Many canisters are as old as 20 years, according to experts, and cash-strapped families receiving government subsidized gas rarely can afford to buy the few new cylinders available.
In Venezuela, home to the world’s largest crude reserves, over 75% of households cook with gas from cylinders, while 17% – mostly in the capital Caracas – get gas piped to their homes, according to the non-governmental Venezuelan Observatory of Public Services (OVSP).
State oil company Petróleos de Venezuela, S.A., or PDVSA , pipes in household gas and supplies about 80% of the country’s liquefied petroleum gas (LPG), which is sold in canisters as propane. A handful of private firms control about 15% of the market.
Venezuela has been dealing with an LPG deficit since U.S. sanctions halted imports in 2020.
Refinery workers said PDVSA’s LPG production volumes and quality will continue to suffer as its refineries work at about a fourth of capacity.
NO TESTS, NO SMELL
Canisters should be subjected to hydro-static tests – pressurized water is injected to determine if there are leaks – and staff at filling stations should visually inspect valves, energy consultant Nelson Hernandez told Reuters.
Cooking gas is also supposed to have foul-smelling methanethiol as an additive, making leaks easier to detect, Hernandez said. “But there hasn’t been any for a year, because PDVSA didn’t have a way to import methanethiol.”
PDVSA, whose website says gas supply is “efficient, effective, safe and timely,” did not respond to a request for comment.
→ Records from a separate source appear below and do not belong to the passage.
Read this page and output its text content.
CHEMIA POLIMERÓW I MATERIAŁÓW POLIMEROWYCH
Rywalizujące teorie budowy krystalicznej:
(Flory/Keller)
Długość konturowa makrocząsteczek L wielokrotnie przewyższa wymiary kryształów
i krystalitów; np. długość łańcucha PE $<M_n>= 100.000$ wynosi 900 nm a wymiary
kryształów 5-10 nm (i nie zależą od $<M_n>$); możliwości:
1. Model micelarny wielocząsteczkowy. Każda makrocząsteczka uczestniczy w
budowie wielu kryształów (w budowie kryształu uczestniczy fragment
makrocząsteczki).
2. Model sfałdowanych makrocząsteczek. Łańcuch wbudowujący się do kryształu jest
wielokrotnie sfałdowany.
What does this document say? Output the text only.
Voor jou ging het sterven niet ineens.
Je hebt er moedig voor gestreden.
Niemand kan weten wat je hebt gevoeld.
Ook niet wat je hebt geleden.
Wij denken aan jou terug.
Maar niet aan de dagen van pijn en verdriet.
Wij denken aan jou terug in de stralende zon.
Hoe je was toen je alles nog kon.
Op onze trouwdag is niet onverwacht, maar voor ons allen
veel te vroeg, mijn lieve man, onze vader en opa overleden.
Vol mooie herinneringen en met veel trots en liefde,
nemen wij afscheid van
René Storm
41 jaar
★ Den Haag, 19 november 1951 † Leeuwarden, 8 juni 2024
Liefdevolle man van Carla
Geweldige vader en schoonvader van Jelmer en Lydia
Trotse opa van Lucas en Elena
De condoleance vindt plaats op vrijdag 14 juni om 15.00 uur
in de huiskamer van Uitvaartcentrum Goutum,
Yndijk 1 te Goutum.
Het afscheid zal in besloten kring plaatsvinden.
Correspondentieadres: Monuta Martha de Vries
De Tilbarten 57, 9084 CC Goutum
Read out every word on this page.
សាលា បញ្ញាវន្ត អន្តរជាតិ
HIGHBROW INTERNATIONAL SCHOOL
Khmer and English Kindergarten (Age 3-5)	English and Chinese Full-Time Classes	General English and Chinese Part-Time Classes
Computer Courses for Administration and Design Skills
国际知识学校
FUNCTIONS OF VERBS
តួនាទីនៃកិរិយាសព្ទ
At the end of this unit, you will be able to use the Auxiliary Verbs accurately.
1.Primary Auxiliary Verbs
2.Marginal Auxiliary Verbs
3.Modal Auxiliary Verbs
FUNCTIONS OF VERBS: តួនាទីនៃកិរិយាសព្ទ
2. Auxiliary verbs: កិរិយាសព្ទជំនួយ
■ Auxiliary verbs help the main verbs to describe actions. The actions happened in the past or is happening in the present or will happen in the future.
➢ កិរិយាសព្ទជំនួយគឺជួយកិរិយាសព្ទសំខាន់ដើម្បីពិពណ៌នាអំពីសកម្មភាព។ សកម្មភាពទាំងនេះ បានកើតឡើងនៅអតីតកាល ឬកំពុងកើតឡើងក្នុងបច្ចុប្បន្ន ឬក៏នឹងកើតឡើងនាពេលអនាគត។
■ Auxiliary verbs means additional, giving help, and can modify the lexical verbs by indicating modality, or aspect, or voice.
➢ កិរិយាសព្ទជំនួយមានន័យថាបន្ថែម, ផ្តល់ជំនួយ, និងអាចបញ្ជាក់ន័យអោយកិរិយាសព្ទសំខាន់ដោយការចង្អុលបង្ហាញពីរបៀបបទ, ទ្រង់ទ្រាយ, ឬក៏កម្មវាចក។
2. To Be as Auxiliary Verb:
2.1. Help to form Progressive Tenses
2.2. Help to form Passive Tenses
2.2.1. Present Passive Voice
Neither did Venezuela’s communication ministry nor canister maker Gavenplast.
Though the government subsidizes gas, it fails to regulate maintenance and renewal of cylinders, said Antero Alvarado, Gas Energy Latin America’s director.
“The latest cylinders are from 2015. On top of that, the old ones have not been thermostatically tested for leakage,” he said.
A canister leak caused the explosion in Maricuto’s kitchen, local officials told Reuters.
A fire brigade in the nearby state of Aragua gets an average of about 10 calls per week about gas leaks, said an official who asked not to be named.
Anibal Martinez, 25, lost four members of his family, including his cousin and her 3-year-old son, in a gas cylinder explosion that destroyed his home in 2021.
Martinez, who bears a scar on his back from the incident, was sleeping when a wall hit by the explosion fell on top of him, he said.
“I got out from under the rubble. I was able to see the sky, but the house was gone.”